SAN DIEGO (Border Report) — About 180 organizations nationwide, including medical professionals, migrant advocates and others, have signed a letter to U.S. Customs and Border Protection demanding it limit detention times for pregnant women, new mothers and those nursing babies.
“How many instances of cruelty and neglect do we need to convince CBP that the agency must urgently make changes to its current policies?” said Monika Langarica, staff attorney at UCLA Center for Immigration Law and Policy. “It is past the time for CBP to adopt a policy of consistently expediting the release of people who are pregnant, postpartum, and nursing. We keep ringing alarm bells, and CBP keeps choosing to look the other way, instead of adopting clear and obvious solutions.”

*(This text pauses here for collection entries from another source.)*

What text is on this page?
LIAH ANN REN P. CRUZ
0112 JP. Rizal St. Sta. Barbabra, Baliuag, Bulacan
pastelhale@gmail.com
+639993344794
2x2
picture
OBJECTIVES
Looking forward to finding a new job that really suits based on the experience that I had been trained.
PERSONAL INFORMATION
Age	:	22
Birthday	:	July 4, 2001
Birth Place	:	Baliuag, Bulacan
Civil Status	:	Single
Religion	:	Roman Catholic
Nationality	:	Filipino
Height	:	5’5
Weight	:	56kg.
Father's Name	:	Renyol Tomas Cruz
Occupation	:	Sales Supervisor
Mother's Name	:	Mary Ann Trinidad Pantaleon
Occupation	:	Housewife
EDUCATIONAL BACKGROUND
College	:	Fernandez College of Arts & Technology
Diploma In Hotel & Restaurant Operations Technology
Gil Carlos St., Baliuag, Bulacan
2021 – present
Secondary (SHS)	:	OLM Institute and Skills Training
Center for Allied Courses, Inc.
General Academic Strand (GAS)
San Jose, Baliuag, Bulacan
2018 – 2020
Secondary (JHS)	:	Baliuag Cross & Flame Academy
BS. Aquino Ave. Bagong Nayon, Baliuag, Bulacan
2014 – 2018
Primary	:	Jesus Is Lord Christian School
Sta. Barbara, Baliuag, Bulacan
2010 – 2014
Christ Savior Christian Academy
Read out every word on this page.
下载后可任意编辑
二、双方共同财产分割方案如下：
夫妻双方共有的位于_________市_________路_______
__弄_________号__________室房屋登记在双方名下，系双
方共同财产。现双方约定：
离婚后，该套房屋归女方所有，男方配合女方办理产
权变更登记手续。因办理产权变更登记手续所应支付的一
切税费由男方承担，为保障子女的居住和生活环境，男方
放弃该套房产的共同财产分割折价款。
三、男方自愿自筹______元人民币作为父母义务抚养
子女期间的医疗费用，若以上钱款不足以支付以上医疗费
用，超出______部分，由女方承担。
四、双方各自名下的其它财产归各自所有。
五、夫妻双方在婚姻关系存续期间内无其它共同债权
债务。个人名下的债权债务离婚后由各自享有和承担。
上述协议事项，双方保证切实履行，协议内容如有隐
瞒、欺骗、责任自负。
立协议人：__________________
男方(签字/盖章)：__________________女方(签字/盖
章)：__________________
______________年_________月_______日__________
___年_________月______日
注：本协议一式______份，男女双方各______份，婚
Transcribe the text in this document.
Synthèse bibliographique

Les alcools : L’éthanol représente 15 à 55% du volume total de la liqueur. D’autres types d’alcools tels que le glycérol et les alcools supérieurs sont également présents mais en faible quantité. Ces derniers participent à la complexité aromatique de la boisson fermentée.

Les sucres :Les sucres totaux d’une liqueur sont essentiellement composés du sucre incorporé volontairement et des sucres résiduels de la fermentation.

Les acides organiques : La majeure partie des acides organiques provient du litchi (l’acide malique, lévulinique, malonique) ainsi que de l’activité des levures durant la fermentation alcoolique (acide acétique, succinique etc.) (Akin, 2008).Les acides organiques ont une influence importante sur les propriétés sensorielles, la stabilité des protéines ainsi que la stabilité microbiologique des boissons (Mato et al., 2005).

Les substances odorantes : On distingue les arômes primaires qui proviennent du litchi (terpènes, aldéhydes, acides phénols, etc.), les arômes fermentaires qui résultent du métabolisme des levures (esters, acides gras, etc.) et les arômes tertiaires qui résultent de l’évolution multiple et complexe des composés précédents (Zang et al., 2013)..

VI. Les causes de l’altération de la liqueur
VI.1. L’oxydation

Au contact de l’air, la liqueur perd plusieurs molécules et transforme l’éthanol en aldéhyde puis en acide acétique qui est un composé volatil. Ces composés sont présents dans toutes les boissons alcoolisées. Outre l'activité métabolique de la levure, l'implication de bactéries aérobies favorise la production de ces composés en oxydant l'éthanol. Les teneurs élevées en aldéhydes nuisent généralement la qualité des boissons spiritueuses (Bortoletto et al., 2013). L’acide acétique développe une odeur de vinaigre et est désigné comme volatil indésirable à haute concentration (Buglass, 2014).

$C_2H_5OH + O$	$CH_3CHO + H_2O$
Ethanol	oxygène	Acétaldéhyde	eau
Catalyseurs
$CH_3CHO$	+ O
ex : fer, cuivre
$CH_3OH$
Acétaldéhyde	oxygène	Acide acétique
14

Advocacy groups, including Jewish Family Service in San Diego, claim they have learned of multiple instances of harm, including a January 2023 incident in which Border Patrol agents apprehended and transported a pregnant woman who was having contractions to a San Diego hospital, and then attempted to separate her from her school-aged daughter.
According to JFS, it took the intervention of the treating physician and the group’s own advocates to prevent the agents from returning the woman to the station and from separating her from her child.
“All people deserve safe and adequate reproductive health care, including those seeking their legal right to asylum in the U.S.,” said Kate Clark, senior director of immigration services at Jewish Family Service of San Diego. “It’s time for CBP to stop perpetuating avoidable harm and heed the demands of medical professionals, advocacy organizations and the thousands of individuals who have called for change.”
JFS and the others provided the letter addressed to CBP acting commissioner Troy Miller.
Border Report reached out to CBP and Border Patrol in San Diego to see if it would be willing to comply with the requests in the letter, but our emails were not answered.